The findings — which were further validated by a tiny, cockroach-sized robot — could influence the design of the next generation of robots that run, jump and fly.
The escape methods of the American cockroach are legendary among scientists. Studies have shown them to be among the world’s fastest insects, reaching speeds of up to 3.4 miles per hour (or about 50 body lengths per second). They can pivot quickly, scamper across ceilings and disappear into tiny crevices.
But they are also known to frequently collide with obstacles. Dr. Jayaram wanted to know whether those collisions counted as missteps or were part of a strategy that favored speed over accuracy. To find out, he and a team of researchers focused on one of the insect’s signature moves: the blink-of-an-eye transition from running along a floor to scaling a vertical wall.
Using high-speed videography, the researchers recorded 18 male American cockroaches repeatedly running across an acrylic track with only one climbable wall (other walls were coated with petroleum jelly).
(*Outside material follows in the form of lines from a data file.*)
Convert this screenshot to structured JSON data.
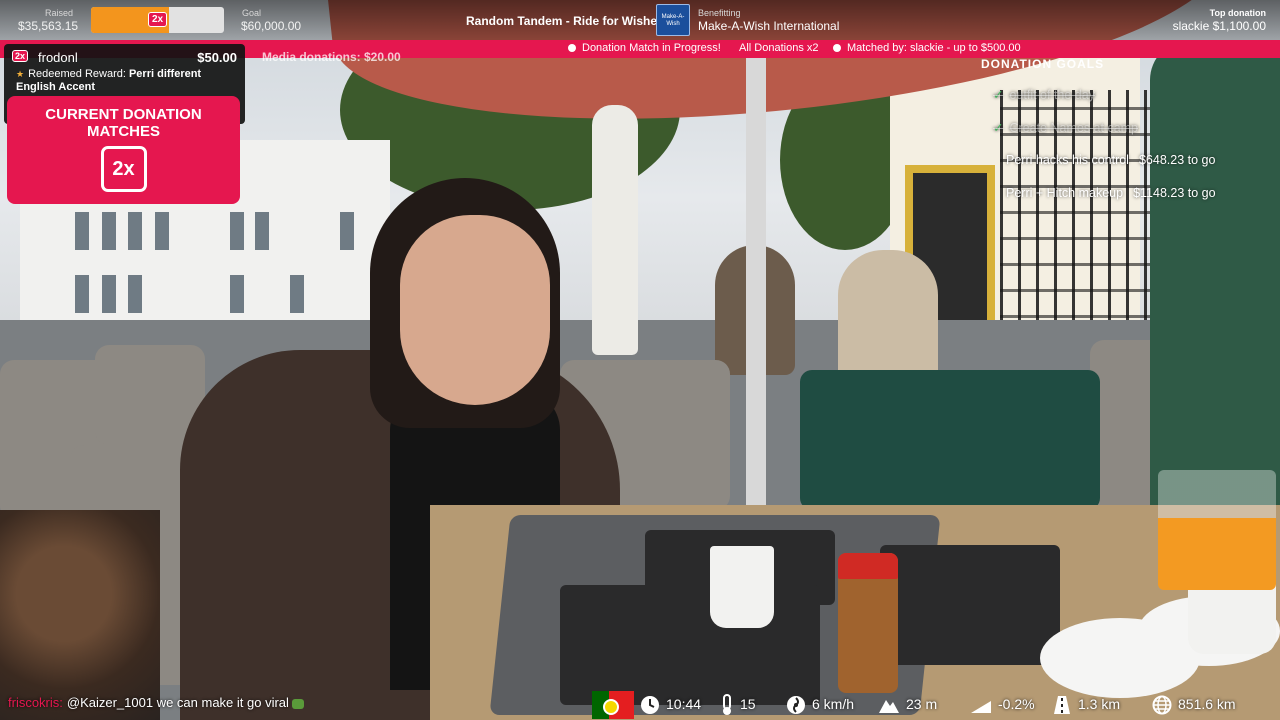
{
  "fundraiser": {
    "raised_label": "Raised",
    "raised_value": "$35,563.15",
    "progress_fraction": 0.59,
    "multiplier": "2x",
    "goal_label": "Goal",
    "goal_value": "$60,000.00",
    "campaign_title": "Random Tandem - Ride for Wishes",
    "charity_logo_text": "Make-A-Wish",
    "benefit_label": "Benefitting",
    "benefit_value": "Make-A-Wish International",
    "top_label": "Top donation",
    "top_value": "slackie $1,100.00"
  },
  "match_banner": {
    "status": "Donation Match in Progress!",
    "multiplier_text": "All Donations x2",
    "matched_by": "Matched by:  slackie - up to $500.00"
  },
  "alert": {
    "badge": "2x",
    "user": "frodonl",
    "amount": "$50.00",
    "reward_prefix": "Redeemed Reward: ",
    "reward_name": "Perri different English Accent"
  },
  "match_card": {
    "title": "Current Donation Matches",
    "badge": "2x"
  },
  "media_donations": "Media donations: $20.00",
  "donation_goals": {
    "title": "Donation Goals",
    "items": [
      {
        "label": "outfit of the day",
        "amount": "",
        "done": true
      },
      {
        "label": "Create Names at camp",
        "amount": "",
        "done": true
      },
      {
        "label": "Perri hacks his control",
        "amount": "$648.23 to go",
        "done": false
      },
      {
        "label": "Perri + Hitch makeup",
        "amount": "$1148.23 to go",
        "done": false
      }
    ]
  },
  "chat": {
    "user": "friscokris:",
    "message": "@Kaizer_1001 we can make it go viral"
  },
  "stats": {
    "time": "10:44",
    "temperature": "15",
    "wind": "6 km/h",
    "altitude": "23 m",
    "grade": "-0.2%",
    "distance": "1.3 km",
    "total_distance": "851.6 km"
  },
  "colors": {
    "accent": "#e5174f",
    "progress": "#f3951d",
    "overlay": "#121212"
  }
}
When they viewed the tapes in slow motion, the researchers were surprised to discover that 80 percent of the time, the insects were simply crashing headfirst into the wall at top speed before making the transition. Other times, they were angling their head upward and using their legs to slow down before reaching the wall.
It turns out the cautious approach wasn’t necessary. The roaches that ran headlong into the wall could make the upward shift just as quickly — in about 75 milliseconds — the researchers found. Apparently, the roaches preferred to run full speed knowing their exoskeleton could take the hit.
To be sure the roaches were relying on their bodies and not their wits, the researchers ran similar tests with a tiny, cockroach-inspired robot that had no sensors or feedback mechanisms. The results were similar, appearing to confirm Dr. Jayaram’s conclusions.
The findings could prove helpful to engineers as robots become smaller, softer and lighter, Dr. Jayaram believes. “There is an increasing trend to make robots smarter and more capable, so that they can operate effectively indoors or within cluttered natural environments,” he said.
If the current study is right, “small robots can be built with simple, robust, smart bodies to safely bump into obstacles instead of using complex and expensive sensing and control systems,” he said.
His message to engineers? Just follow the cockroach.